The above Jain scriptural aphorism is refreshingly contemporary in its premise and perspective. It defines the scope of modern ecology while extending it further to a more spacious ‘home’. It means that all aspects of nature belong together and are bound in a physical as well as a metaphysical relationship. Life is viewed as a gift of togetherness, accommodation and assistance in a universe teeming with interdependent constitutes
Our survival and co-existence depend on one another. But we see a new phenomenon of alienation emerging in human behaviour. Earlier man’s behaviour towards his own fellow beings began to be hostile and unfriendly. It is a matter of great sadness that he has now become hostile to the mute and helpless creatures around him. The Jain ecological philosophy which flows from its spiritual quest has always been central to its ethics, aesthetics, art, literature, economics and politics. It is represented in all its glory by the 24th Jinas or Tirthankaras of this era whose example and teachings have been its living legacy through the millennia.
The Jain response to the problem of polluted environment consists in its well-defined environmental ethic which lays down a five-fold path for all its votaries.
1.    The five vratas (vows)
The five vratas (vows) in the Jain environmental ethic are:
•    nonviolence in thought, word and deed,
•    to seek and speak the truth,
•    to behave honestly and never to take anything by force or theft,
•    to practise restraint and chastity in thought, word and deed,
•    to practise non-acquisitiveness.
The vow of ahimsa is the first and pivotal vow. The other vows may be viewed as aspects of ahimsa which together form an integrated code of conduct in the individual's quest for equanimity and the three jewels (ratna-traya) of right faith, right knowledge and right conduct.
The vows are undertaken at an austere and exacting level by the monks and nuns and are then called maha-vratas (great vows). They are undertaken at a more moderate and flexible level by householders and called the anu-vratas ('atomic' or basic vows).
Underlying the Jain code of conduct is the emphatic assertion of individual responsibility towards one and all. Indeed, the entire universe is the forum of one's own conscience. The code is profoundly ecological V in its secular thrust and its practical consequences.
2.    Kindness to animals
The transgressions against the vow of non-violence include all forms of cruelty to animals and human beings. Many centuries ago, Jains condemned as evil the common practice of animal sacrifice to the gods. It is generally forbidden to keep animals in captivity, to whip, mutilate or overload them or to deprive them of adequate food and drink.
3.    Vegetarianism
Except for allowing themselves a judicious use of one-sensed life in the form of vegetables, Jains would not consciously take any life for food or sport. As a community they are strict vegetarians, consuming neither meat, fish nor eggs. They confine themselves to vegetable and milk products.

4.  Self-restraint and the avoidance of waste
By taking the basic vows, the Jain laity endeavour to live a life of moderation and restraint and to practise a measure of abstinence and austerity.
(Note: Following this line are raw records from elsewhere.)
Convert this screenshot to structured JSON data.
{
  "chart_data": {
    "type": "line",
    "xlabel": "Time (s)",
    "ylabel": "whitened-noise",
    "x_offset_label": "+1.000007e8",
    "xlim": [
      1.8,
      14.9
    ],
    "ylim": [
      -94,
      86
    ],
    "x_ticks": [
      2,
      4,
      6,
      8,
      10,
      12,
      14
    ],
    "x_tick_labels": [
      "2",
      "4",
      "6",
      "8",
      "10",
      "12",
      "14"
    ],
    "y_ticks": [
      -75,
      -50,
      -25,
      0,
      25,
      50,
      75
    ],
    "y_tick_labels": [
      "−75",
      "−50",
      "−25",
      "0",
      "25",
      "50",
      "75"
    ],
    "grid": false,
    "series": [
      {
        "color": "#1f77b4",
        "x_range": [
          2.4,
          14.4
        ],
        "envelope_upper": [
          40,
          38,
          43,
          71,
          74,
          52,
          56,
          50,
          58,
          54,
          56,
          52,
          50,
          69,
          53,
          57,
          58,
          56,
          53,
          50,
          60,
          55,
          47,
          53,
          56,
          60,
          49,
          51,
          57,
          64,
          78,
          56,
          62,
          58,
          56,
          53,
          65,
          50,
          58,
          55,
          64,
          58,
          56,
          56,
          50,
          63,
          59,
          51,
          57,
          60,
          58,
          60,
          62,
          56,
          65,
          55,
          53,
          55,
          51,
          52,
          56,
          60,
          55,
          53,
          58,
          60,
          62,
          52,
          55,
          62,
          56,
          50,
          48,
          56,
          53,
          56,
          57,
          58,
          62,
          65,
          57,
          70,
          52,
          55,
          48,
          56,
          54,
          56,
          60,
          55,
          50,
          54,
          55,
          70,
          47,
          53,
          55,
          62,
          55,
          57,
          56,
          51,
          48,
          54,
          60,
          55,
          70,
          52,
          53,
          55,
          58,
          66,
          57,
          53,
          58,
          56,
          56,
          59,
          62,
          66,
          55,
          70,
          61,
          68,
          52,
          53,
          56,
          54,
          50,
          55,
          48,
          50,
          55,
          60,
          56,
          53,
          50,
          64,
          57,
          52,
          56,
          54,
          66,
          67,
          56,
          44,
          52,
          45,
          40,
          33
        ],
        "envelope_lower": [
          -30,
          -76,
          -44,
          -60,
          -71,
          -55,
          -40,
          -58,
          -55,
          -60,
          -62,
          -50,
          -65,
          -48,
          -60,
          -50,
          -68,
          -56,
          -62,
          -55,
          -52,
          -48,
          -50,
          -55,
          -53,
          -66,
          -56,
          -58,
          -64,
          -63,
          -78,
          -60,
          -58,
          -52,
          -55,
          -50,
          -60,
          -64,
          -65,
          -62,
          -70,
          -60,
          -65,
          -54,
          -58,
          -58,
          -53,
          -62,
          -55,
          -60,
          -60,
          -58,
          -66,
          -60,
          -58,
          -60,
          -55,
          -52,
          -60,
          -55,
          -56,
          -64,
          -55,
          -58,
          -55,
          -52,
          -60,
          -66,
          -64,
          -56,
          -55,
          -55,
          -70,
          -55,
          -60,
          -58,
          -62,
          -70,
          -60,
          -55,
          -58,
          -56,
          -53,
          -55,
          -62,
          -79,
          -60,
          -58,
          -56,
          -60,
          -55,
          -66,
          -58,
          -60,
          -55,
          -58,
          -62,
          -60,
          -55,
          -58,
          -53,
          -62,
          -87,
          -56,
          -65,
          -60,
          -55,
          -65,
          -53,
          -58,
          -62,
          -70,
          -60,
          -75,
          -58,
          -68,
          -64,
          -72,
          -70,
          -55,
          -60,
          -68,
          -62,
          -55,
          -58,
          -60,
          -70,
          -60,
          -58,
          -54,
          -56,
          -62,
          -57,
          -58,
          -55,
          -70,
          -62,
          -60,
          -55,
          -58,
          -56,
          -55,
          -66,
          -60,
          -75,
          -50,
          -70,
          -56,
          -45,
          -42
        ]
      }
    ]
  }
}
They must not procreate indiscriminately lest they overburden the universe and its resources. Regular periods of fasting for self-purification are encouraged.
5.    Charity
The Jains believe in the ideal of non-possession. But since we are worldly creatures we need some or other possession to sustain ourselves. However we must limit our needs and give to the needs from our own resources or wealth. Charity is a form of compassion. The Jain religion says ‘Less is More’ so do not possess more than what is needed and give the excess to the needy.
The Jain response to environmental problem consists in self-restraint and limitation of our needs so that both humans and non-humans can flourish.